Yang menjadi persoalan dari banjir, saat ini adalah bukan pada bagaimana kita menangani banjir itu, seolah-olah banjir menjadi fokus perhatian sebagai penyebab bencana, dan sebagian dari kita lupa bahwa banjir adalah sebagai akibat dari ulah manusia, banjir disebabkan oleh sikap manusia yang tidak peduli dengan lingkungan; manusia terus mengkonsumsi sumber daya alam dimana tempat air bersemayam dengan tenang, manusia menjarah pohon yang berfungsi sebagai penyimpan cadangan air, manusia menjadikan sungai-sungai sebagai septik tank raksasa, bantaran sungai sebagai sarana sungai bernapas dijarah untuk tempat tinggal, dan ironisnya air hujan sebagi berkah buat manusia, oleh kita langsung dibuang ke sungai yang mana sungai itu sendiri sudah dijadikan tangki septik dan bak sampah raksasa…… luar biasa sikap manusia seperti itu!!!!.

Mengapa sikap manusia demikian, hal ini disebabkan oleh perilaku kapitalisme masyarakat kita, namun dalam sistem kapitalisme tersebut, masyarakat kita hanya sebagai korban, dalam sistem kapitalisme kita hanya sebagai konsume kita bukan sebagai produsen, artinya apa, bahwa masyarakat kita pada akhirnya  berperilaku konsumtif yang lambat laun akhirnya menjadi masyarakat yang tidak produktif.

Karakter manusia yang tidak produktif adalah manusia-manusia atau masyarakat yang hanya menghabiskan sumber daya alam, tidak pernah berpikir untuk menjaga kelangsungan, melindungi, memelihara, membangun sumbar daya alam.
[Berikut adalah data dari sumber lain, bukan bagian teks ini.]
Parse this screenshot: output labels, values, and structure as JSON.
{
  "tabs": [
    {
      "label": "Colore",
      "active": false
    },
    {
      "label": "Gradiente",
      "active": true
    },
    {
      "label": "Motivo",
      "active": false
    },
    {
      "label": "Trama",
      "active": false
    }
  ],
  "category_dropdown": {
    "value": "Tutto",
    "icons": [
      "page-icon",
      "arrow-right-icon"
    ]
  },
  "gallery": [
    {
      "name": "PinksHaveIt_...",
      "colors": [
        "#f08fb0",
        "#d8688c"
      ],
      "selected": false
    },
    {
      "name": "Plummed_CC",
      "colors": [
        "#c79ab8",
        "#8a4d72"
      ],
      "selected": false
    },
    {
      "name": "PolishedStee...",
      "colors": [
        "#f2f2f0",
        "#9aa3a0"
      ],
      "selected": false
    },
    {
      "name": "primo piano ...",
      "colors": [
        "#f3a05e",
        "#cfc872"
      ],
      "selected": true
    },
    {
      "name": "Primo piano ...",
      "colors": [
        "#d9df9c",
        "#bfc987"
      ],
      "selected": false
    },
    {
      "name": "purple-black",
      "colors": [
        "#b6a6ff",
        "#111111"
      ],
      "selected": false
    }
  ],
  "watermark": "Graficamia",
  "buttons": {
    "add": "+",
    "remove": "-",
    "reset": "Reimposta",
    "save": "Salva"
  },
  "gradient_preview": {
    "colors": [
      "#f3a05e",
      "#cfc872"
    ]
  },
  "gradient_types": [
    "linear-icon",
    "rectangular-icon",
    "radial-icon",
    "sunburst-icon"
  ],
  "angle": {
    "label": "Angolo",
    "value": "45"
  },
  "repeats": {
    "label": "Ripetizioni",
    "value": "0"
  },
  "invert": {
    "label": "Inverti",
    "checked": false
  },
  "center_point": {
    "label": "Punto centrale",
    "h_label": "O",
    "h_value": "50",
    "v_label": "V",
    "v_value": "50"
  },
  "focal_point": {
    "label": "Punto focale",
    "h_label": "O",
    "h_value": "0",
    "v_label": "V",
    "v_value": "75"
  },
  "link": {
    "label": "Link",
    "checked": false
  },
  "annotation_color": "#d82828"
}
Masyarakat yang hanya ingin memanen akan tetapi tidak ingin menanam, walaupun alam mampu melakukan penyesuaian diri, artinya alam mampu melakukan pemulihan dirinya sendiri, namun akibat jumlah manusia yang semangkin banyak (penduduk dunia sudah mencapai lebih 6 milyar saat ini) dan Negeri ini merupakan negeri yang padat penduduk, terutama di pulau Jawa, pada akhirnya daya dukung alam semangkin tidak mampu memenuhi kebutuhan hidup manusia yang tinggal di atasnya.

Kunci suksesnya hanyalah satu kata BERUBAH atau PERUBAHAN, bangsa ini harus mau berubah, merubah dari pola pikir yang hanya memanen menjadi menanam, walaupun hasilnya yang akan merasakan adalah generasi mendatang, namun sikap ini yang akan menyelamatkan bumi dari kehancuran, setidaknya kita memperlambat kehancuran, untuk perubahan tentunya tidak mudah.

Lantas perubahan seperti apa yang harus dilakukan ?, setidaknya Nabi Besar Muhammad SAW telah mengajarkan melalui HIJRAH, maka berhijrahlah sebagai sarana perubahan, hijrah dalam arti hijrah pola pikir, hijrah kebiasaan, hijrah berperilaku, dan tinggalkan seluruh pola hidup konsumtif.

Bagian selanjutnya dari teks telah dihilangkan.